Lha daripada media kita yang ramai-ramai live streaming, buat apa juga?

saya bukan arabroadcaster atau araboy yang membela mereka karena alasan rasial dan atau sentimental.

Saya aseli warga Indonesia yang cinta Indonesia, termasuk media dan pewartanya. Justeru dengan kritik ini, saya mau jurnalisme kita kembali berlari pada profesi “watchdog”nya. Bukankah masih banyak berita nasional dan daerah yang layak diunggah? seperti gempa Aceh kemarin yang bikin panik orang sana? kenapa tidak diberi perhatian minimal sama?

Ada juga prestasi anak-anak pertiwi di luar negeri yang hebatnya luar biasa. Kenapa tidak diberitakan semeriah ini? malu aku, kita ikut-ikutan tepuk tangan, larut dalam perayaan dan komentar cengengesan, tersihir pengalihan isu ‘royal wedding” itu yang entah manfaatnya apa buat negeri kita? sementara kita acuh membiarkan warga aceh sana mendelik bergidik ketakutan berlarian???
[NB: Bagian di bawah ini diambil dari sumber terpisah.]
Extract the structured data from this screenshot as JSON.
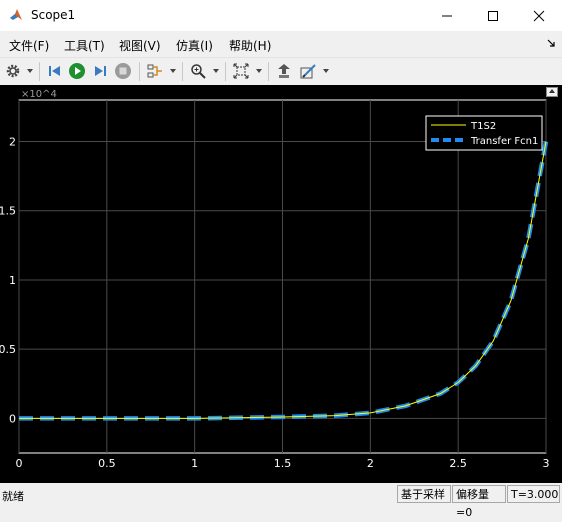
{
  "window": {
    "title": "Scope1",
    "icon": "matlab-icon",
    "controls": [
      "minimize-icon",
      "maximize-icon",
      "close-icon"
    ]
  },
  "menu": [
    {
      "label": "文件(F)"
    },
    {
      "label": "工具(T)"
    },
    {
      "label": "视图(V)"
    },
    {
      "label": "仿真(I)"
    },
    {
      "label": "帮助(H)"
    }
  ],
  "toolbar": {
    "icons": [
      "gear-icon",
      "step-back-icon",
      "run-icon",
      "step-forward-icon",
      "stop-icon",
      "signal-selector-icon",
      "zoom-icon",
      "fit-to-view-icon",
      "highlight-block-icon",
      "style-icon"
    ]
  },
  "colors": {
    "plot_background": "#000000",
    "axis_color": "#ffffff",
    "grid_color": "#4a4a4a",
    "series_t1s2": "#ffff00",
    "series_transfer_fcn": "#1e8cf0"
  },
  "chart_data": {
    "type": "line",
    "exponent_label": "×10^4",
    "xlim": [
      0,
      3
    ],
    "ylim": [
      -0.25,
      2.3
    ],
    "y_multiplier": 10000,
    "xticks": [
      0,
      0.5,
      1,
      1.5,
      2,
      2.5,
      3
    ],
    "xtick_labels": [
      "0",
      "0.5",
      "1",
      "1.5",
      "2",
      "2.5",
      "3"
    ],
    "yticks": [
      0,
      0.5,
      1,
      1.5,
      2
    ],
    "ytick_labels": [
      "0",
      "0.5",
      "1",
      "1.5",
      "2"
    ],
    "grid": true,
    "legend_position": "top-right",
    "series": [
      {
        "name": "T1S2",
        "style": "solid",
        "x": [
          0,
          0.5,
          1,
          1.5,
          1.8,
          2,
          2.2,
          2.4,
          2.5,
          2.6,
          2.7,
          2.8,
          2.9,
          3
        ],
        "y": [
          0,
          0,
          0,
          0.01,
          0.02,
          0.04,
          0.09,
          0.18,
          0.26,
          0.38,
          0.56,
          0.85,
          1.3,
          2.0
        ]
      },
      {
        "name": "Transfer Fcn1",
        "style": "dashed",
        "x": [
          0,
          0.5,
          1,
          1.5,
          1.8,
          2,
          2.2,
          2.4,
          2.5,
          2.6,
          2.7,
          2.8,
          2.9,
          3
        ],
        "y": [
          0,
          0,
          0,
          0.01,
          0.02,
          0.04,
          0.09,
          0.18,
          0.26,
          0.38,
          0.56,
          0.85,
          1.3,
          2.0
        ]
      }
    ]
  },
  "status": {
    "left": "就绪",
    "mode": "基于采样",
    "offset": "偏移量=0",
    "time": "T=3.000"
  }
}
Biarlah saya dituding sok nasionalis atau kurang gaul, jika narasi ini dirasa terlalu normatif dan mencolot keluar dari arus utama.. biarlah.. saya menghormati saja jika ada yang lebih suka ditindih “stockholm syndrome”: tersandera oleh perkosaannya industri sindikasi media, tapi malah merem-melek-mesem menikmatinya…

Pesan pengiling untuk rekan-rekan saya alumni AWS tercinta:

“Besok kalau nulis berita yang cerdas ya? berita kawin sosialita cukup 5-10 menit saja di slot infotainment seperti biasanya… tak perlu heboh booming apalagi pake ribut live streaming kayak baru pertama sightseeing “the royal kucing wedding on terrace genting”.

Ah patologi pariah, kapan negeri ini steril dari gosip sampah, pengalihan isu murah, dan penyakit “inlander keminter nan keblinger”?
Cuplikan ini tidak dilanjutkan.